Though long, winding shutdowns obviously harm the revenue of the restaurant industry as whole, and Sprague signed a petition launched by Saddleback Barbecue in January that urged the state to allow restaurants to reopen for dine-in, he said he doesn’t fault Gov. Gretchen Whitmer for ultimately trying to keep the citizens of Michigan safe. The orders were necessary.
“I feel bad for the devastation that the pandemic is laying on all of us, but I did sign that petition because I wanted to see more recognition for how hard people like Art’s Pub, Good Truckin’ Diner and Henry’s Place are working,” Sprague said. “We are taking incredible measures, and I do feel we are under recognized for the amount of caution we take.”
Adrian Joseph, co-owner of Goodfellas Bagel and Deli, said his restaurant found itself in a fortune position during the pandemic because of its sliding front windows that give customers a convenient way to pick up takeout orders. But despite the convenience, bouts of cold weather make standing in line a harsh task for Goodfellas’ customers. Joseph said he’s noticed an uptick in business since customers were allowed to place orders and sit down inside of his shop.
“People have been reaching out on Facebook asking us about inside seating, and we’ve had more people coming inside. Guests at the hotel across the street also come in pretty often,” Joseph said.

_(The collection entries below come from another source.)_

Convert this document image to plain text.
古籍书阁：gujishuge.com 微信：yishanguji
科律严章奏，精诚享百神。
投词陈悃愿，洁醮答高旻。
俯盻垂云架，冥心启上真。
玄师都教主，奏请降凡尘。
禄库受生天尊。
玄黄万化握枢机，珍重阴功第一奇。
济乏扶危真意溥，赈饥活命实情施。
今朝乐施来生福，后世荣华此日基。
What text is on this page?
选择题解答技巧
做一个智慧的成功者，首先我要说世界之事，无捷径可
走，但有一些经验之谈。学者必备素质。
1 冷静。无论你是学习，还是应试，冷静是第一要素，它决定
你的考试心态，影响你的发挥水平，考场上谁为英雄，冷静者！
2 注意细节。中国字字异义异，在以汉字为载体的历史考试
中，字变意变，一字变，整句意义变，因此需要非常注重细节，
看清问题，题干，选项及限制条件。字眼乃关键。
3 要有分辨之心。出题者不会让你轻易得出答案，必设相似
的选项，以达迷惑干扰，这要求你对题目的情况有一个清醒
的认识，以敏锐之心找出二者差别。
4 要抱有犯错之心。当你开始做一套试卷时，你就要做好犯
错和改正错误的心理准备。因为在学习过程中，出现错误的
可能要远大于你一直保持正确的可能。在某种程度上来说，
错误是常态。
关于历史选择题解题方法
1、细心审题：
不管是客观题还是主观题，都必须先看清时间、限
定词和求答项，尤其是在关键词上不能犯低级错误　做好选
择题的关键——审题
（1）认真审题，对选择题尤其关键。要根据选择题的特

Joseph said he empathizes greatly with the restaurants that did not have immediately available resources to make the pivot toward takeout, delivery or outdoor dining.
“First of all, I’d be really frustrated. Secondly, you just have to be creative, a lot of people did find good ways to get around it,” Joseph said. “But as a whole, I think it’s unfair and it’s almost like this administration didn’t give too much thought on how people are supposed to survive with only 50 percent capacity.”

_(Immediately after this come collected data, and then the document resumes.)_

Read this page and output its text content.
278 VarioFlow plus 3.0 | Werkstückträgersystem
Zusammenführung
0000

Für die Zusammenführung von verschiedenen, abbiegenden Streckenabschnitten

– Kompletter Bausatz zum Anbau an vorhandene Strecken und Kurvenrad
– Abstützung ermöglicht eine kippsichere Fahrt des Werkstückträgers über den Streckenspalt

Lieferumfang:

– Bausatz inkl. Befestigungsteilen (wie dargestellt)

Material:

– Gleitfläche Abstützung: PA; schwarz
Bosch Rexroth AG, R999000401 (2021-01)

Erik Nelson, owner of the English Inn in Eaton Rapids, primarily managed the long shutdown periods by offering comprehensive outdoor dining options. The English Inn jumped on the nationwide trend of restaurants popping up igloo-style enclosures, so diners could circumvent indoor dining bans without having to face the cold. Even though indoor dining is making a gradual return, Nelson said the English Inn has no plans to scale back its outdoor dining options.
“It’s important to provide guests with options. Not everybody is comfortable with indoor dining yet, we want to be able to serve both crowds,” Nelson said.
Nelson also said he doesn’t have a spiteful attitude toward Whitmer and the state government for prohibiting indoor dining and enforcing long shutdowns. He added: “I am very cautious. I’m hesitant to take a risk with this virus; it’s a very serious thing. I don’t want to see any more loss in any of my employees’ families, or god forbid any of my guests.”